Cicero-Urteil:"Schallende Ohrfeige für die Potsdamer Justiz"

Medienrechtler Butz Peters über die Tragweite des Cicero-Urteils, seine praktischen Folgen und die Zukunft des Informantenschutzes.

Christoph Schäfer

Butz Peters ist Anwalt für Presserecht und ehemaliger Leiter des Ressorts Rechtspolitik beim NDR.

Rechtsanwalt Butz Peters

Butz Peters: "Ein Meilenstein für die Redaktionsarbeit"

(Foto: Foto: dpa)

sueddeutsche.de: Stärkt das Urteil des Bundesverfassungsgerichts die Pressefreiheit?
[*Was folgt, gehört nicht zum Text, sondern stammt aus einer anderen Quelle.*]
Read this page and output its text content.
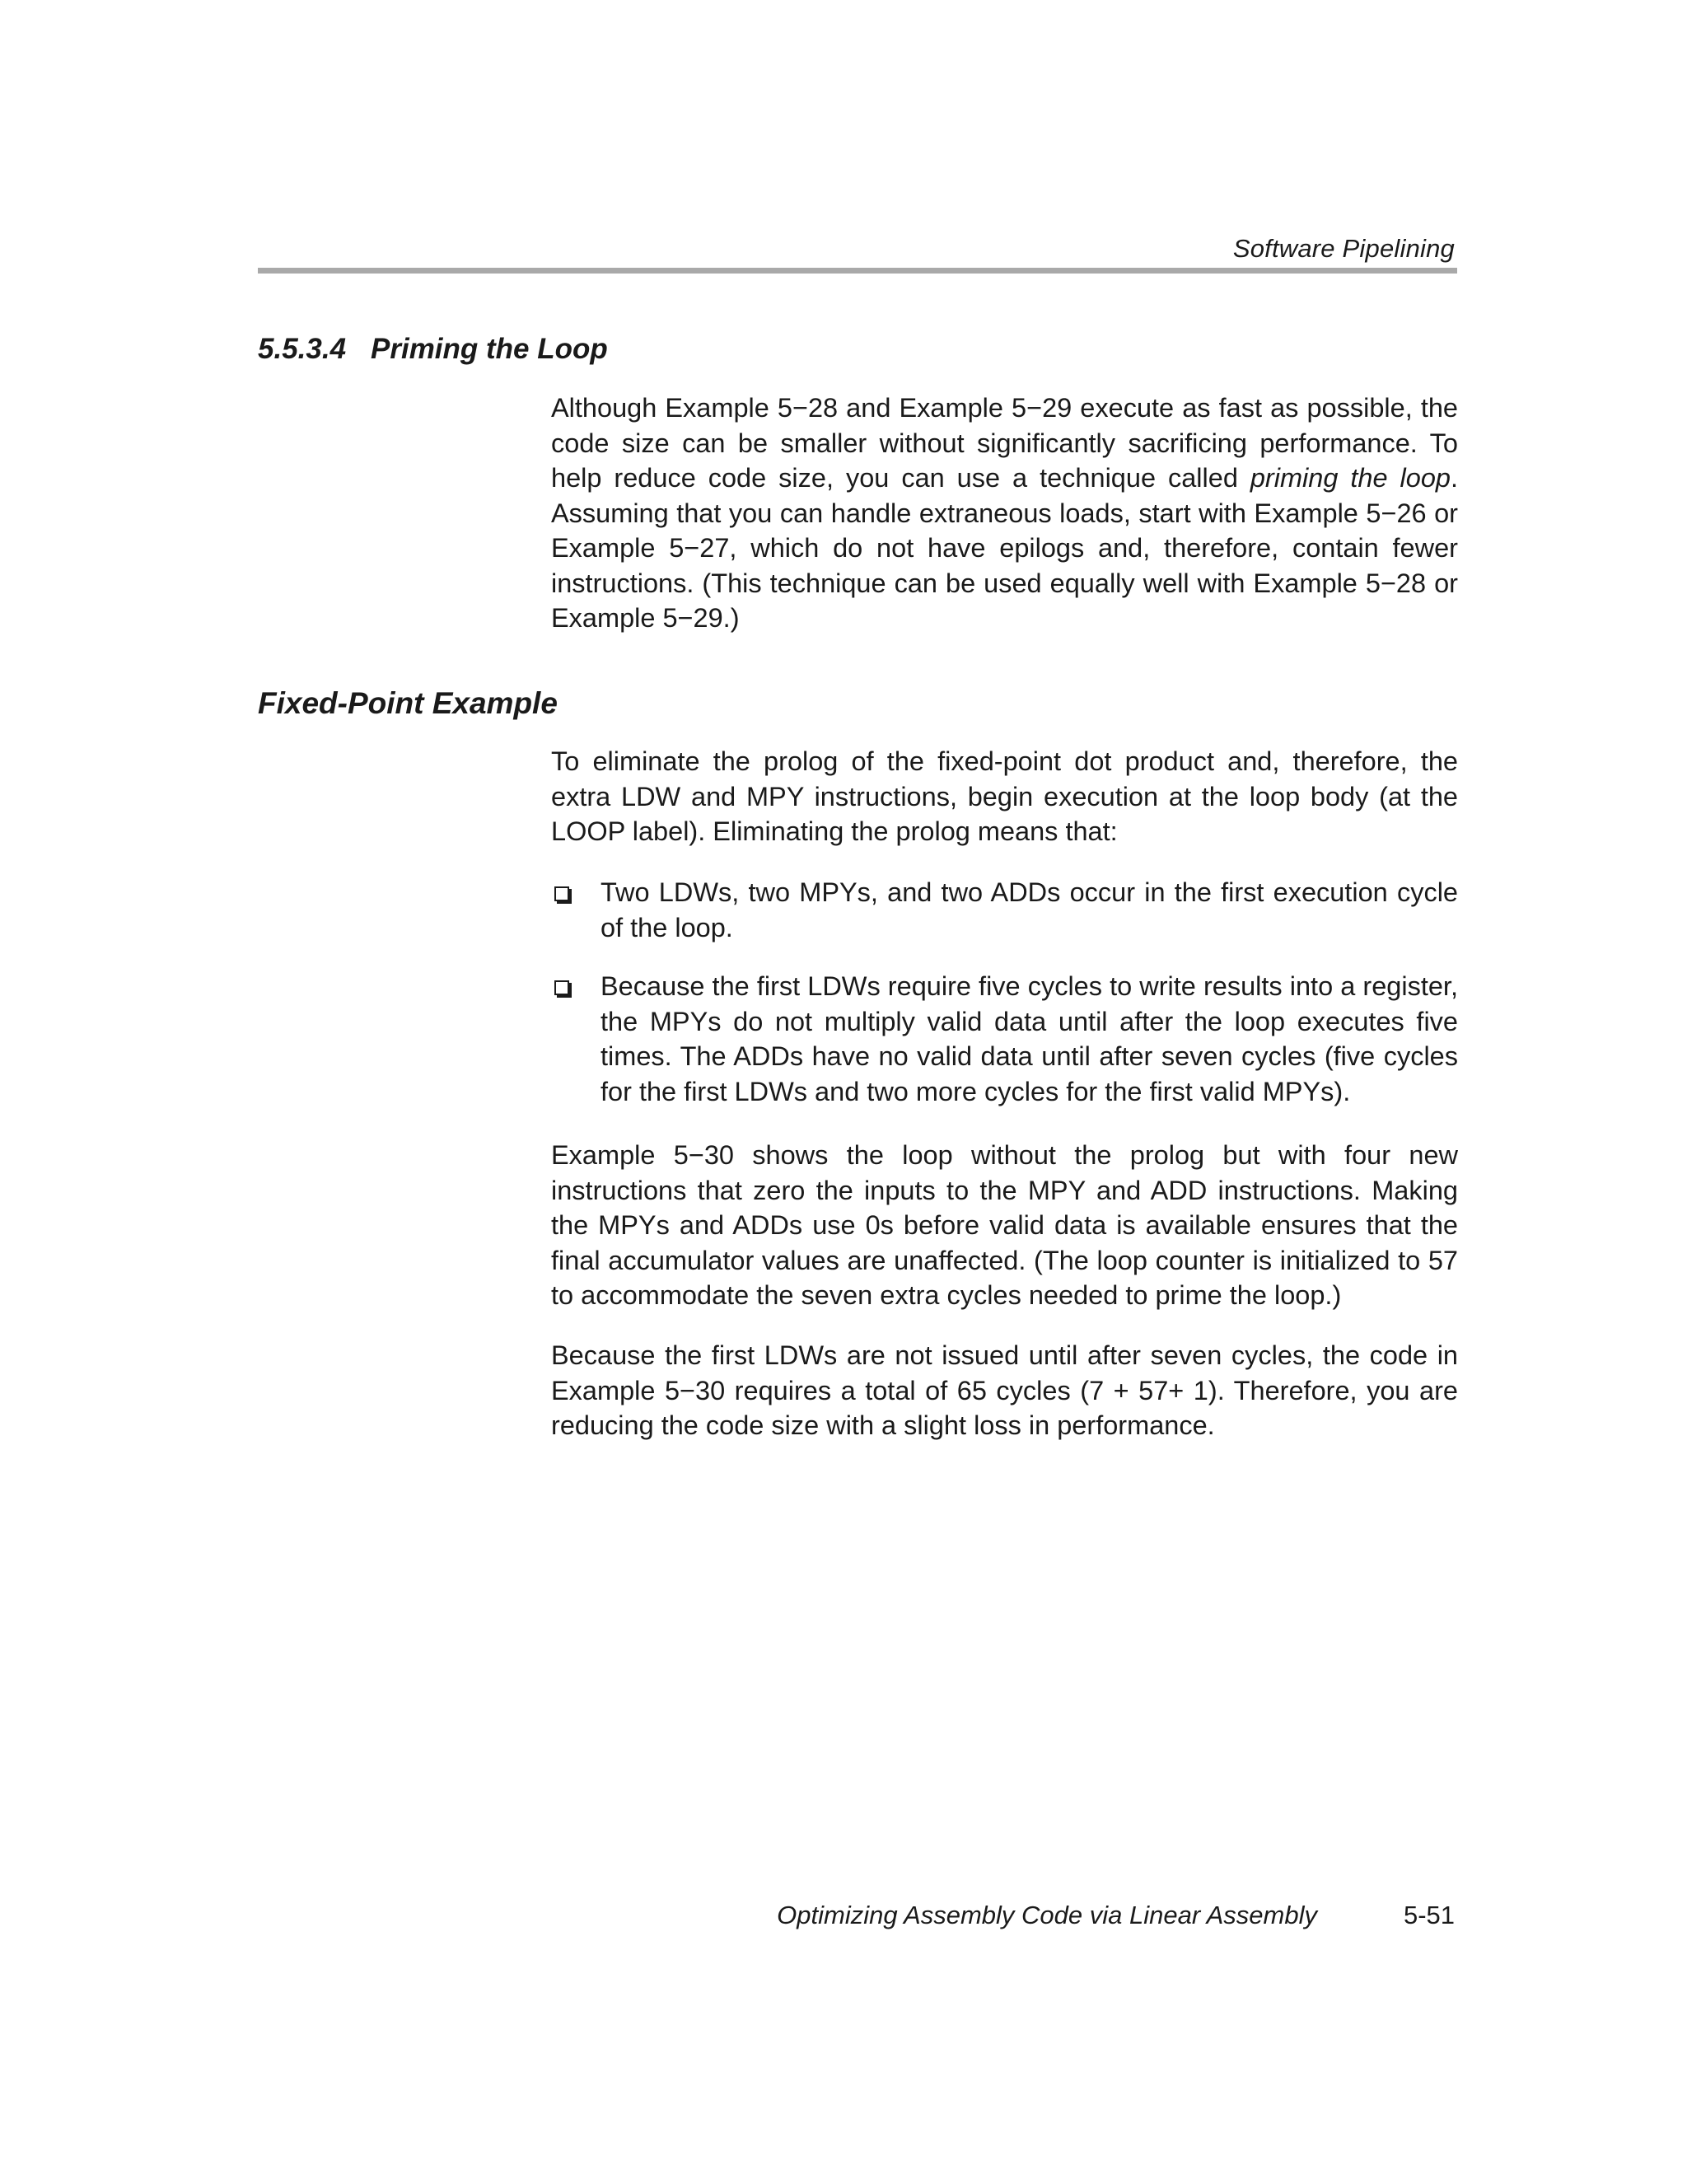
Software Pipelining
5.5.3.4 Priming the Loop

Although Example 5−28 and Example 5−29 execute as fast as possible, the code size can be smaller without significantly sacrificing performance. To help reduce code size, you can use a technique called priming the loop. Assuming that you can handle extraneous loads, start with Example 5−26 or Example 5−27, which do not have epilogs and, therefore, contain fewer instructions. (This technique can be used equally well with Example 5−28 or Example 5−29.)

Fixed-Point Example

To eliminate the prolog of the fixed-point dot product and, therefore, the extra LDW and MPY instructions, begin execution at the loop body (at the LOOP label). Eliminating the prolog means that:

Two LDWs, two MPYs, and two ADDs occur in the first execution cycle of the loop.
Because the first LDWs require five cycles to write results into a register, the MPYs do not multiply valid data until after the loop executes five times. The ADDs have no valid data until after seven cycles (five cycles for the first LDWs and two more cycles for the first valid MPYs).

Example 5−30 shows the loop without the prolog but with four new instructions that zero the inputs to the MPY and ADD instructions. Making the MPYs and ADDs use 0s before valid data is available ensures that the final accumulator values are unaffected. (The loop counter is initialized to 57 to accommodate the seven extra cycles needed to prime the loop.)

Because the first LDWs are not issued until after seven cycles, the code in Example 5−30 requires a total of 65 cycles (7 + 57+ 1). Therefore, you are reducing the code size with a slight loss in performance.

Optimizing Assembly Code via Linear Assembly	5-51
Peters: Es ist ein wichtiger Meilenstein für die Redaktionsarbeit, vor allem für den Informantenschutz, und zugleich eine schallende Ohrfeige für die Potsdamer Justiz - sowohl für das Amtsgericht als auch für das Landgericht, das ja den Durchsuchungsbeschluss bestätigt hatte.

sueddeutsche.de: Was bedeutet das in der Praxis?

Peters: Für die Praxis heißt dieses Urteil, dass wenn die Behörden nicht klären können, wie eine bestimmte Information nach draußen gelangt ist, sie dann nicht einfach den Journalisten der Beihilfe zum Geheimnisverrat beschuldigen können, bloß um dahinter zu kommen, welcher Beamte das Dienstgeheimnis verletzt hat.

Der Kernsatz der Entscheidung lautet: "Durchsuchungen und Beschlagnahmen in einem Ermittlungsverfahren gegen Presseangehörige sind verfassungsrechtlich unzulässig, wenn sie aussschließlich oder vorwiegend dem Zweck dienen, die Person des Informanten zu ermitteln."

sueddeutsche.de: Können sich alle Informanten der Presse also ab heute sicher fühlen?

Peters: Nein, zumindest nicht absolut sicher. Das Bundesverfassungsgericht hat lediglich gesagt, dass Amtsgericht und Staatsanwaltschaft genau zu prüfen haben, ob im Fall eines Artikels wie dem in Cicero wirklich ein Verrat von Dienstgeheimnissen vorliegt.

Das Verfassungsgericht nennt Beispiele: Ein Dokument kann ja aus Versehen nach draußen gelangt sein oder aber auch durch jemanden, der gar nicht Geheimnisverpflichteter ist. Beides ist kein Geheimnisverrat, und dann kann ein Journalist auch keine Beihilfe zum Geheimnisverrat leisten.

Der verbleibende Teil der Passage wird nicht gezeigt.